AFGHAN TUCKED AROUND her legs, Sonja listened as Marshall began at the beginning, giving her information she already had about Livan Baker, segueing into a discussion of Cheryl Lanier. She was his student, from a large family in Virginia: not brilliant, but dedicated; a person interested in learning. How he picked her up hitchhiking because she was young and poor and wet. How he’d taken her for coffee (omit mention of food, Marshall), how he’d been surprised when she confided in him (will Sonja put two and two together, realize that the time he called, claiming to be with someone named Thomas, or Todd, or whatever name he came up with, it was actually Cheryl Lanier?).

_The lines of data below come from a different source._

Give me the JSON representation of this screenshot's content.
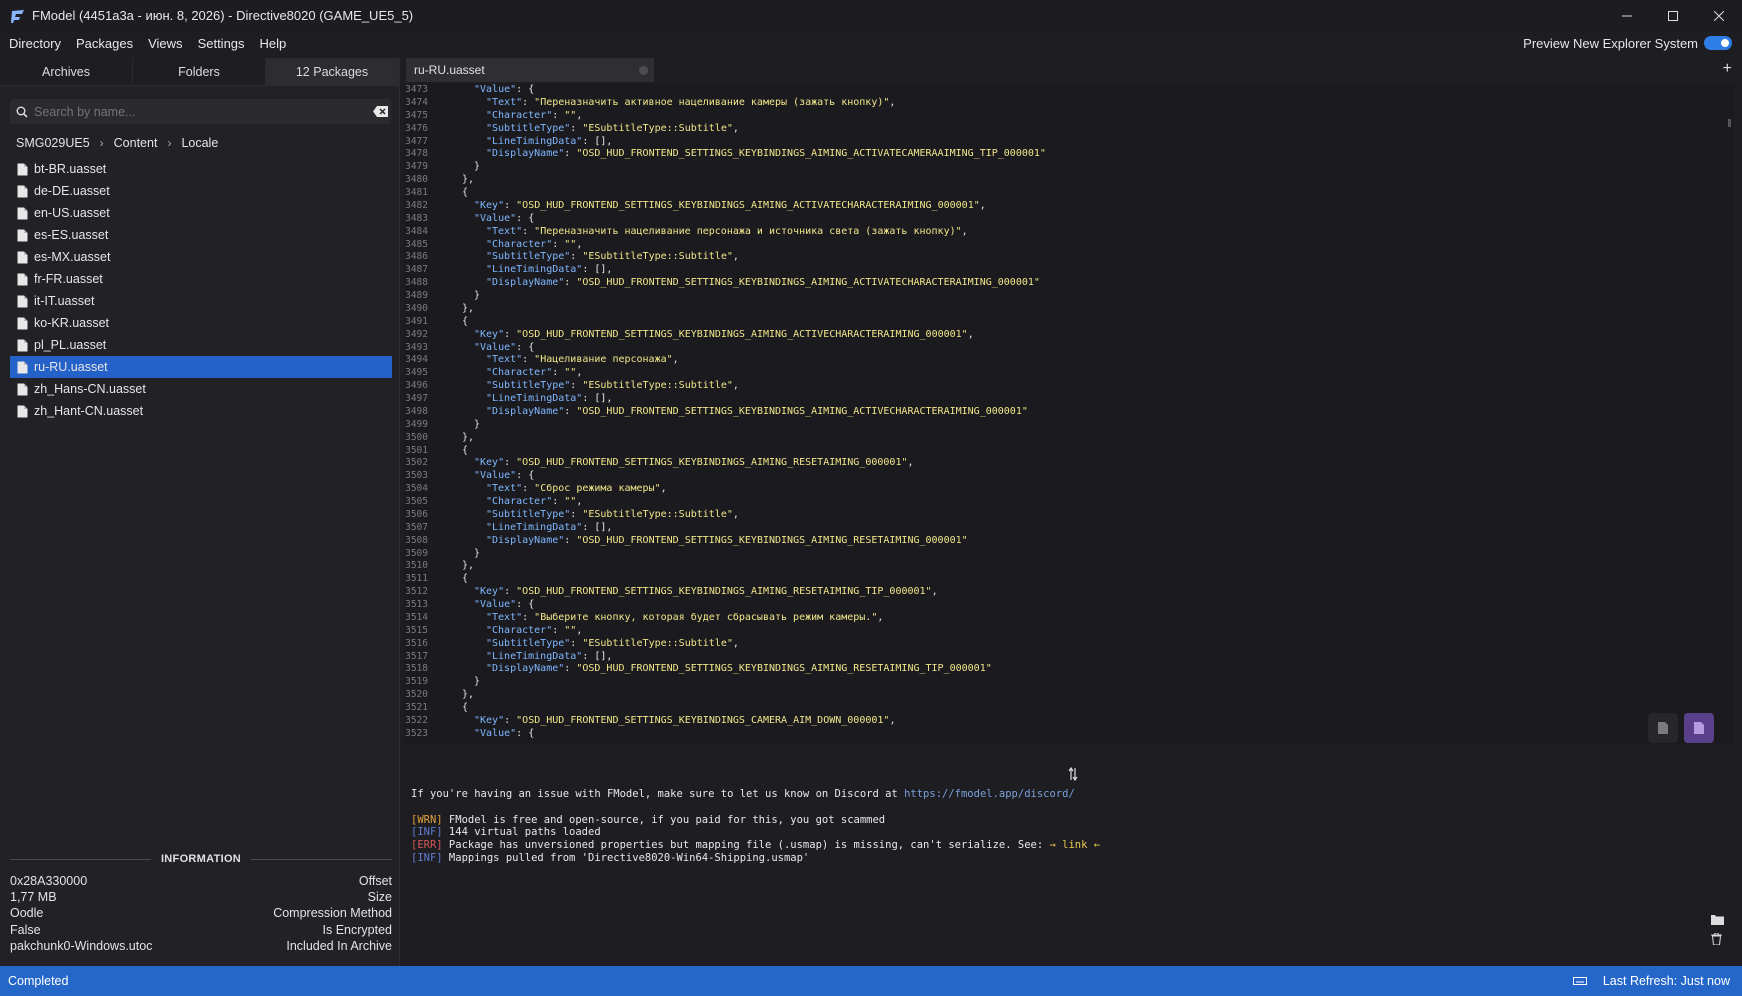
{
  "window": {
    "title": "FModel (4451a3a - июн. 8, 2026) - Directive8020 (GAME_UE5_5)"
  },
  "menu": [
    "Directory",
    "Packages",
    "Views",
    "Settings",
    "Help"
  ],
  "preview_toggle": {
    "label": "Preview New Explorer System",
    "on": true
  },
  "left_tabs": [
    "Archives",
    "Folders",
    "12 Packages"
  ],
  "search": {
    "placeholder": "Search by name..."
  },
  "breadcrumb": [
    "SMG029UE5",
    "Content",
    "Locale"
  ],
  "files": [
    "bt-BR.uasset",
    "de-DE.uasset",
    "en-US.uasset",
    "es-ES.uasset",
    "es-MX.uasset",
    "fr-FR.uasset",
    "it-IT.uasset",
    "ko-KR.uasset",
    "pl_PL.uasset",
    "ru-RU.uasset",
    "zh_Hans-CN.uasset",
    "zh_Hant-CN.uasset"
  ],
  "selected_file": "ru-RU.uasset",
  "information": {
    "title": "INFORMATION",
    "rows": [
      {
        "value": "0x28A330000",
        "label": "Offset"
      },
      {
        "value": "1,77 MB",
        "label": "Size"
      },
      {
        "value": "Oodle",
        "label": "Compression Method"
      },
      {
        "value": "False",
        "label": "Is Encrypted"
      },
      {
        "value": "pakchunk0-Windows.utoc",
        "label": "Included In Archive"
      }
    ]
  },
  "editor": {
    "tab_title": "ru-RU.uasset"
  },
  "code_lines": [
    {
      "n": "3473",
      "i": 6,
      "t": [
        [
          "k",
          "\"Value\""
        ],
        [
          "p",
          ": {"
        ]
      ]
    },
    {
      "n": "3474",
      "i": 8,
      "t": [
        [
          "k",
          "\"Text\""
        ],
        [
          "p",
          ": "
        ],
        [
          "s",
          "\"Переназначить активное нацеливание камеры (зажать кнопку)\""
        ],
        [
          "p",
          ","
        ]
      ]
    },
    {
      "n": "3475",
      "i": 8,
      "t": [
        [
          "k",
          "\"Character\""
        ],
        [
          "p",
          ": "
        ],
        [
          "s",
          "\"\""
        ],
        [
          "p",
          ","
        ]
      ]
    },
    {
      "n": "3476",
      "i": 8,
      "t": [
        [
          "k",
          "\"SubtitleType\""
        ],
        [
          "p",
          ": "
        ],
        [
          "s",
          "\"ESubtitleType::Subtitle\""
        ],
        [
          "p",
          ","
        ]
      ]
    },
    {
      "n": "3477",
      "i": 8,
      "t": [
        [
          "k",
          "\"LineTimingData\""
        ],
        [
          "p",
          ": [],"
        ]
      ]
    },
    {
      "n": "3478",
      "i": 8,
      "t": [
        [
          "k",
          "\"DisplayName\""
        ],
        [
          "p",
          ": "
        ],
        [
          "s",
          "\"OSD_HUD_FRONTEND_SETTINGS_KEYBINDINGS_AIMING_ACTIVATECAMERAAIMING_TIP_000001\""
        ]
      ]
    },
    {
      "n": "3479",
      "i": 6,
      "t": [
        [
          "p",
          "}"
        ]
      ]
    },
    {
      "n": "3480",
      "i": 4,
      "t": [
        [
          "p",
          "},"
        ]
      ]
    },
    {
      "n": "3481",
      "i": 4,
      "t": [
        [
          "p",
          "{"
        ]
      ]
    },
    {
      "n": "3482",
      "i": 6,
      "t": [
        [
          "k",
          "\"Key\""
        ],
        [
          "p",
          ": "
        ],
        [
          "s",
          "\"OSD_HUD_FRONTEND_SETTINGS_KEYBINDINGS_AIMING_ACTIVATECHARACTERAIMING_000001\""
        ],
        [
          "p",
          ","
        ]
      ]
    },
    {
      "n": "3483",
      "i": 6,
      "t": [
        [
          "k",
          "\"Value\""
        ],
        [
          "p",
          ": {"
        ]
      ]
    },
    {
      "n": "3484",
      "i": 8,
      "t": [
        [
          "k",
          "\"Text\""
        ],
        [
          "p",
          ": "
        ],
        [
          "s",
          "\"Переназначить нацеливание персонажа и источника света (зажать кнопку)\""
        ],
        [
          "p",
          ","
        ]
      ]
    },
    {
      "n": "3485",
      "i": 8,
      "t": [
        [
          "k",
          "\"Character\""
        ],
        [
          "p",
          ": "
        ],
        [
          "s",
          "\"\""
        ],
        [
          "p",
          ","
        ]
      ]
    },
    {
      "n": "3486",
      "i": 8,
      "t": [
        [
          "k",
          "\"SubtitleType\""
        ],
        [
          "p",
          ": "
        ],
        [
          "s",
          "\"ESubtitleType::Subtitle\""
        ],
        [
          "p",
          ","
        ]
      ]
    },
    {
      "n": "3487",
      "i": 8,
      "t": [
        [
          "k",
          "\"LineTimingData\""
        ],
        [
          "p",
          ": [],"
        ]
      ]
    },
    {
      "n": "3488",
      "i": 8,
      "t": [
        [
          "k",
          "\"DisplayName\""
        ],
        [
          "p",
          ": "
        ],
        [
          "s",
          "\"OSD_HUD_FRONTEND_SETTINGS_KEYBINDINGS_AIMING_ACTIVATECHARACTERAIMING_000001\""
        ]
      ]
    },
    {
      "n": "3489",
      "i": 6,
      "t": [
        [
          "p",
          "}"
        ]
      ]
    },
    {
      "n": "3490",
      "i": 4,
      "t": [
        [
          "p",
          "},"
        ]
      ]
    },
    {
      "n": "3491",
      "i": 4,
      "t": [
        [
          "p",
          "{"
        ]
      ]
    },
    {
      "n": "3492",
      "i": 6,
      "t": [
        [
          "k",
          "\"Key\""
        ],
        [
          "p",
          ": "
        ],
        [
          "s",
          "\"OSD_HUD_FRONTEND_SETTINGS_KEYBINDINGS_AIMING_ACTIVECHARACTERAIMING_000001\""
        ],
        [
          "p",
          ","
        ]
      ]
    },
    {
      "n": "3493",
      "i": 6,
      "t": [
        [
          "k",
          "\"Value\""
        ],
        [
          "p",
          ": {"
        ]
      ]
    },
    {
      "n": "3494",
      "i": 8,
      "t": [
        [
          "k",
          "\"Text\""
        ],
        [
          "p",
          ": "
        ],
        [
          "s",
          "\"Нацеливание персонажа\""
        ],
        [
          "p",
          ","
        ]
      ]
    },
    {
      "n": "3495",
      "i": 8,
      "t": [
        [
          "k",
          "\"Character\""
        ],
        [
          "p",
          ": "
        ],
        [
          "s",
          "\"\""
        ],
        [
          "p",
          ","
        ]
      ]
    },
    {
      "n": "3496",
      "i": 8,
      "t": [
        [
          "k",
          "\"SubtitleType\""
        ],
        [
          "p",
          ": "
        ],
        [
          "s",
          "\"ESubtitleType::Subtitle\""
        ],
        [
          "p",
          ","
        ]
      ]
    },
    {
      "n": "3497",
      "i": 8,
      "t": [
        [
          "k",
          "\"LineTimingData\""
        ],
        [
          "p",
          ": [],"
        ]
      ]
    },
    {
      "n": "3498",
      "i": 8,
      "t": [
        [
          "k",
          "\"DisplayName\""
        ],
        [
          "p",
          ": "
        ],
        [
          "s",
          "\"OSD_HUD_FRONTEND_SETTINGS_KEYBINDINGS_AIMING_ACTIVECHARACTERAIMING_000001\""
        ]
      ]
    },
    {
      "n": "3499",
      "i": 6,
      "t": [
        [
          "p",
          "}"
        ]
      ]
    },
    {
      "n": "3500",
      "i": 4,
      "t": [
        [
          "p",
          "},"
        ]
      ]
    },
    {
      "n": "3501",
      "i": 4,
      "t": [
        [
          "p",
          "{"
        ]
      ]
    },
    {
      "n": "3502",
      "i": 6,
      "t": [
        [
          "k",
          "\"Key\""
        ],
        [
          "p",
          ": "
        ],
        [
          "s",
          "\"OSD_HUD_FRONTEND_SETTINGS_KEYBINDINGS_AIMING_RESETAIMING_000001\""
        ],
        [
          "p",
          ","
        ]
      ]
    },
    {
      "n": "3503",
      "i": 6,
      "t": [
        [
          "k",
          "\"Value\""
        ],
        [
          "p",
          ": {"
        ]
      ]
    },
    {
      "n": "3504",
      "i": 8,
      "t": [
        [
          "k",
          "\"Text\""
        ],
        [
          "p",
          ": "
        ],
        [
          "s",
          "\"Сброс режима камеры\""
        ],
        [
          "p",
          ","
        ]
      ]
    },
    {
      "n": "3505",
      "i": 8,
      "t": [
        [
          "k",
          "\"Character\""
        ],
        [
          "p",
          ": "
        ],
        [
          "s",
          "\"\""
        ],
        [
          "p",
          ","
        ]
      ]
    },
    {
      "n": "3506",
      "i": 8,
      "t": [
        [
          "k",
          "\"SubtitleType\""
        ],
        [
          "p",
          ": "
        ],
        [
          "s",
          "\"ESubtitleType::Subtitle\""
        ],
        [
          "p",
          ","
        ]
      ]
    },
    {
      "n": "3507",
      "i": 8,
      "t": [
        [
          "k",
          "\"LineTimingData\""
        ],
        [
          "p",
          ": [],"
        ]
      ]
    },
    {
      "n": "3508",
      "i": 8,
      "t": [
        [
          "k",
          "\"DisplayName\""
        ],
        [
          "p",
          ": "
        ],
        [
          "s",
          "\"OSD_HUD_FRONTEND_SETTINGS_KEYBINDINGS_AIMING_RESETAIMING_000001\""
        ]
      ]
    },
    {
      "n": "3509",
      "i": 6,
      "t": [
        [
          "p",
          "}"
        ]
      ]
    },
    {
      "n": "3510",
      "i": 4,
      "t": [
        [
          "p",
          "},"
        ]
      ]
    },
    {
      "n": "3511",
      "i": 4,
      "t": [
        [
          "p",
          "{"
        ]
      ]
    },
    {
      "n": "3512",
      "i": 6,
      "t": [
        [
          "k",
          "\"Key\""
        ],
        [
          "p",
          ": "
        ],
        [
          "s",
          "\"OSD_HUD_FRONTEND_SETTINGS_KEYBINDINGS_AIMING_RESETAIMING_TIP_000001\""
        ],
        [
          "p",
          ","
        ]
      ]
    },
    {
      "n": "3513",
      "i": 6,
      "t": [
        [
          "k",
          "\"Value\""
        ],
        [
          "p",
          ": {"
        ]
      ]
    },
    {
      "n": "3514",
      "i": 8,
      "t": [
        [
          "k",
          "\"Text\""
        ],
        [
          "p",
          ": "
        ],
        [
          "s",
          "\"Выберите кнопку, которая будет сбрасывать режим камеры.\""
        ],
        [
          "p",
          ","
        ]
      ]
    },
    {
      "n": "3515",
      "i": 8,
      "t": [
        [
          "k",
          "\"Character\""
        ],
        [
          "p",
          ": "
        ],
        [
          "s",
          "\"\""
        ],
        [
          "p",
          ","
        ]
      ]
    },
    {
      "n": "3516",
      "i": 8,
      "t": [
        [
          "k",
          "\"SubtitleType\""
        ],
        [
          "p",
          ": "
        ],
        [
          "s",
          "\"ESubtitleType::Subtitle\""
        ],
        [
          "p",
          ","
        ]
      ]
    },
    {
      "n": "3517",
      "i": 8,
      "t": [
        [
          "k",
          "\"LineTimingData\""
        ],
        [
          "p",
          ": [],"
        ]
      ]
    },
    {
      "n": "3518",
      "i": 8,
      "t": [
        [
          "k",
          "\"DisplayName\""
        ],
        [
          "p",
          ": "
        ],
        [
          "s",
          "\"OSD_HUD_FRONTEND_SETTINGS_KEYBINDINGS_AIMING_RESETAIMING_TIP_000001\""
        ]
      ]
    },
    {
      "n": "3519",
      "i": 6,
      "t": [
        [
          "p",
          "}"
        ]
      ]
    },
    {
      "n": "3520",
      "i": 4,
      "t": [
        [
          "p",
          "},"
        ]
      ]
    },
    {
      "n": "3521",
      "i": 4,
      "t": [
        [
          "p",
          "{"
        ]
      ]
    },
    {
      "n": "3522",
      "i": 6,
      "t": [
        [
          "k",
          "\"Key\""
        ],
        [
          "p",
          ": "
        ],
        [
          "s",
          "\"OSD_HUD_FRONTEND_SETTINGS_KEYBINDINGS_CAMERA_AIM_DOWN_000001\""
        ],
        [
          "p",
          ","
        ]
      ]
    },
    {
      "n": "3523",
      "i": 6,
      "t": [
        [
          "k",
          "\"Value\""
        ],
        [
          "p",
          ": {"
        ]
      ]
    }
  ],
  "console": {
    "intro_text": "If you're having an issue with FModel, make sure to let us know on Discord at ",
    "intro_url": "https://fmodel.app/discord/",
    "log": [
      {
        "level": "[WRN]",
        "cls": "wrn",
        "text": " FModel is free and open-source, if you paid for this, you got scammed"
      },
      {
        "level": "[INF]",
        "cls": "inf",
        "text": " 144 virtual paths loaded"
      },
      {
        "level": "[ERR]",
        "cls": "err",
        "text": " Package has unversioned properties but mapping file (.usmap) is missing, can't serialize. See: ",
        "link": "→ link ←"
      },
      {
        "level": "[INF]",
        "cls": "inf",
        "text": " Mappings pulled from 'Directive8020-Win64-Shipping.usmap'"
      }
    ]
  },
  "status": {
    "left": "Completed",
    "last_refresh": "Last Refresh: Just now"
  },
  "colors": {
    "accent": "#2567c9",
    "selected": "#2461c8",
    "json_key": "#7fb7ff",
    "json_string": "#f1e68a"
  }
}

He assumed Sonja’s deepening frown was an expression of concern for the people involved.

Earlier that afternoon, Sonja had gone to the hospital to see McCallum, whose recovery was not progressing very well. First an infection had set back the course of physical therapy, then he’d become allergic to one of the medicines. He had fallen asleep after talking to her for just fifteen minutes, she said. It was as if McCallum, overnight, had become an old man. Her talking about McCallum, though, had seemed the perfect opportunity to fill her in on what she didn’t know about his involvement (he thought, self-righteously: I didn’t sleep with her) with the two girls (Sonja was his wife; he wasn’t going to call two girls “women”).

“Why are you telling me this?” she said.

“What?” he said.

“It’s a pretty straightforward question. I’m not trying to trick you, Marshall.”

“Who said I thought that? I’m just, I just … I’m not sure there’s any reason to tell you these things now, it’s just that I realized there were quite a few things you didn’t know, and I wasn’t intentionally keeping them from you. With all that’s gone on, I guess I thought there was enough to deal with without including unnecessary asides.”

“When did Cheryl Lanier stop being an ‘unnecessary aside’?”

That gave him a moment’s pause. He hadn’t expected to have to go on the defensive (he hadn’t slept with her; so what if he hadn’t said anything about a hamburger and a beer, a Jack Daniel’s — so what if those things had become “coffee”?).